DEPOK (Arrahmah.com) – Ini pengakuan blak-blakan dari Sofyan Tsauri, mantan anggota Samapta Polres Depok yang disersi dan kemudian dituduh menyusup ke tubuh Tandzim Al Qaeda Serambi Mekkah. Simpang siur tentang kiprah Sofyan Tsauri pun beredar baik di kalangan awam maupun aktivis Islam. Berikut pengakuan langsung dari Sofyan Tsauri di PN Depok, Jawa Barat (23/9)
Saya bukan penyusup atau intel polisi. Saya ini adalah buah dari dakwah tauhid. Kalau saya susupan, saya tempatnya bukan di dalam sel.
Saya ditangkap bersama istri saya. Kalau mau tahu bagaimana saya ditangkap, tanya istri saya.
Saat penangkapan,suasananya sangat dramatis, ada tembakan di jalan. Saya bukan susupan. Saya sangat menyayangkan kalau ada yang bilang saya intel penyusup.
Saya sudah memberikan mereka 28 senjata api dan puluhan ribu peluru. Justru saya dikhianati oleh mereka. Saya menjadi kambing hitam atas kegagalan jihad di Aceh.
Jihad Aceh sudah kita rencanakan. Mungkin mereka tidak cross check ke sana. Mungkin mereka minim pengetahuannya tentang saya. Bisa di cross check ke Polres Depok siapa saya.
Saya itu awalnya ingin menegakkan syariat Islam untuk membawa Indonesia ke jalan yang lebih baik. Karena hanya dengan syariat Islam di Indonesia akan menjadi
lebih baik.
Tokoh mujahid yang saya suka adalah sosok Dulmatin. dan saya memang sengaja mencari tahu keberadaan dia untuk bergabung. Karena Allah, saya akhirnya
bertemu Dulmatin. Kemudian saya dan beliau ketemu di Aceh,lalu mengadakan program latihan di Aceh. Pelatihan jihad.
Saya ketemu Dulmatin di Aceh akhir 2008 dan awal 2009. Saya waktu itu sudah desersi. Saya juga bilang sama Dulmatin kalau saya ini desertir polisi karena bulan Juni 2009 dipecat.
Banyak rumor beredar,saya dipecat karena sakit hati lalu cari jalan lain. Itu salah. Saya sebelum menjadi polisi saya sudah aktif berdakwah. Kemudian karena tuntutan, dan panggilan dakwah tauhid saya memilih jalan untuk berjihad.

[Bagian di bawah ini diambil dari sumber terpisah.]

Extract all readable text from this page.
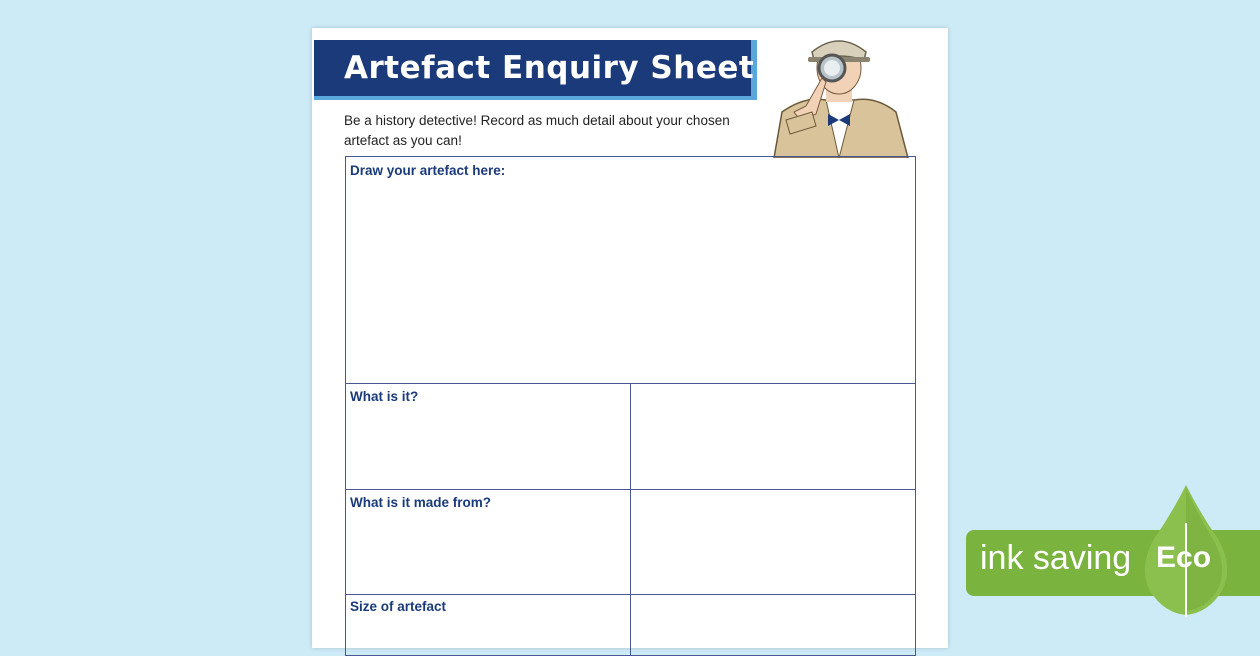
Artefact Enquiry Sheet
Be a history detective! Record as much detail about your chosen
artefact as you can!
Draw your artefact here:
What is it?
What is it made from?
Size of artefact
ink saving Eco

Saya tidak merasa dikhiananti korps yang thogut (kepolisian). Saya sudah keluar dari polisi, baru saya jadi teroris. Apa yang dilakukan ini bukan tindakan teror. Ini adalah ibadah, ini perintah Allah yang wajib.
Saya bersama Dulmatin sebulan di Aceh. Berkeliling ke semua wilayah Aceh karena kita mengumpulkan faksi-faksi Gerakan Aceh Merdeka (GAM) disana untuk jihad. Kita cari orang GAM yang mau bertempur kembali.
Banyak yang mau ikut. Ada yang berasal dari pesantren, mantan-mantan GAM juga ada dan banyak dari beberapa elemen.
Aksi Di Medan Hasil Didikan Sofyan
Sofyan Tsauri juga ditanyak tentang aksi baru-baru ini yang menggemparkan Medan, Sumatera Utara. Menurutnya, mereka itu adalah ikhwan-ikhwan lulusan camp Tandzim Al Qaeda Serambi Mekkah. Berikut pendapatnya:
Insya Allah, (aksi) di Medan itu mereka adalah bagian dari ikhwan-ikhwan kita yang lulusan latihan perjuangan kita (camp pelatihan kemiliteran teroris)
di Aceh.
Saya pernah melatih sampai 100 orang awal 2009 dan kesempatan lain pernah melatih sampai 67 orang. Ini cukup banyak. Orangnya berbeda-beda.
Kalau yang 16 (tersangka teroris Medan) sudah ditangkap, itu mungkin bagian kecil saja. karena belum tertangkap semua.
Dan bisa jadi lebih banyak lagi karena ini program lintas tandzim. Berbagai kelompok-kelompok jihad yang akhirnya membentuk Al Qaeda untuk wilayah Indonesia
Saya tidak tahu siapa yang (jadi) pemimpin saat ini. Karena saya sudah di dalam sel tahanan. Kata Polisi yang memegang peranan Abu Tholut. Tapi kita kan enggak tahu juga, Kalau terakhir ada pengerebekan, ada Abu Tholut.
Saya enggak tahu apakah Abu Bakar Basyir (ABB) terlibat, program ini. Tetapi ternyata dari teman-teman yang lain, dia (Baasyir) ikut menyumbangkan dana.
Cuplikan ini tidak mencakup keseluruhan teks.